Preface
XML is one of the most important developments in document syntax in the history of computing. In the last few years it has been adopted in fields as diverse as law, aeronautics, finance, insurance, robotics, multimedia, hospitality, travel, art, construction, telecommunications, software, agriculture, physics, journalism, theology, retail, and comics. XML has become the syntax of choice for newly designed document formats across almost all computer applications. It's used on Linux, Windows, Macintosh, and many other computer platforms. Mainframes on Wall Street trade stocks with one another by exchanging XML documents. Children playing games on their home PCs save their documents in XML. Sports fans receive real-time game scores on their cell phones in XML. XML is simply the most robust, reliable, and flexible document syntax ever invented.
XML in a Nutshell is a comprehensive guide to the rapidly growing world of XML. It covers all aspects of XML, from the most basic syntax rules, to the details of DTD and schema creation, to the APIs you can use to read and write XML documents in a variety of programming languages.
What This Book Covers
There are hundreds of formally established XML applications from the W3C and other standards bodies, such as OASIS and the Object Management Group. There are even more informal, unstandardized applications from individuals and corporations, such as Microsoft's Channel Definition Format and John Guajardo's Mind Reading Markup Language. This book cannot cover them all, any more than a book on Java could discuss every program that has ever been or might ever be written in Java. This book focuses primarily on XML itself. It covers the fundamental rules that all XML documents and authors must adhere to, whether a web designer uses SMIL to add animations to web pages or a C++ programmer uses SOAP to exchange serialized objects with a remote database.
This book also covers generic supporting technologies that have been layered on top of XML and are used across a wide range of XML applications. These technologies include:
XLink
An attribute-based syntax for hyperlinks between XML and non-XML documents that provide the simple, one-directional links familiar from HTML, multidirectional links between many documents, and links between documents to which you don't have write access.
XSLT
An XML application that describes transformations from one document to another, in either the same or different XML vocabularies.
XPointer
A syntax for URI fragment identifiers that selects particular parts of the XML document referred to by the URI—often used in conjunction with an XLink.
XPath
A non-XML syntax used by both XPointer and XSLT for identifying particular pieces of XML documents. For example, an XPath can locate the third address element in the document, or all elements with an email attribute whose value is elharo@metalab.unc.edu.
Namespaces
A means of distinguishing between elements and attributes from different XML vocabularies that have the same name; for instance, the title of a book and the title of a web page in a web page about books.
Schemas
An XML vocabulary for describing the permissible contents of XML documents from other XML vocabularies.
SAX
The Simple API for XML, an event-based application programming interface implemented by many XML parsers.
DOM
The Document Object Model, a language-neutral tree-oriented API that treats an XML document as a set of nested objects with various properties.
XHTML
An XMLized version of HTML that can be extended with other XML applications such as MathML and SVG.
RDDL
The Resource Directory Description Language, an XML application based on XHTML for documents placed at the end of namespace URLs.
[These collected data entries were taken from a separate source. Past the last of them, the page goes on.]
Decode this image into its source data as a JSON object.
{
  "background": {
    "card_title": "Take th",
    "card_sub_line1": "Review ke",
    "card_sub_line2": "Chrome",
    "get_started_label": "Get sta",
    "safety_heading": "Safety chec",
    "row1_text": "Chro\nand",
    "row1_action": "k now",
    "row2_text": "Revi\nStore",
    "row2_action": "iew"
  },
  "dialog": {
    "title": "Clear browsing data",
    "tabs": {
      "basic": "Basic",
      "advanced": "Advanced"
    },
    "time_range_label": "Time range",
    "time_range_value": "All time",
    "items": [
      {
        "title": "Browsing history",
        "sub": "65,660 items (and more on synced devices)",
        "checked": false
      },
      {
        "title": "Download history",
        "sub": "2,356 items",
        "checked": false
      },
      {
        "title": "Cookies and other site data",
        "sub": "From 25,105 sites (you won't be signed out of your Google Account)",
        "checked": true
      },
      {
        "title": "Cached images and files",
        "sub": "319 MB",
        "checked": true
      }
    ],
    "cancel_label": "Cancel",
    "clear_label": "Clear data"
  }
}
All these technologies, whether defined in XML (XLinks, XSLT, Namespaces, Schemas, XHTML, and RDDL) or in another syntax (XPointers, XPath, SAX, and DOM), are used in many different XML applications.
This book does not specifically cover XML applications that are relevant to only some users of XML, such as:
SVG
Scalable Vector Graphics, a W3C-endorsed standard XML encoding of line art.
MathML
The Mathematical Markup Language, a W3C-endorsed standard XML application used for embedding equations in web pages and other documents.
RDF
The Resource Description Framework, a W3C-standard XML application used for describing resources, with a particular focus on the sort of metadata one might find in a library card catalog.
Occasionally we use one or more of these applications in an example, but we do not cover all aspects of the relevant vocabulary in depth. While interesting and important, these applications (and hundreds more like them) are intended primarily for use with special software that knows their format intimately. For instance, most graphic designers do not work directly with SVG. Instead, they use their customary tools, such as Adobe Illustrator, to create SVG documents. They may not even know they're using XML.
This book focuses on standards that are relevant to almost all developers working with XML. We investigate XML technologies that span a wide range of XML applications, not those that are relevant only within a few restricted domains.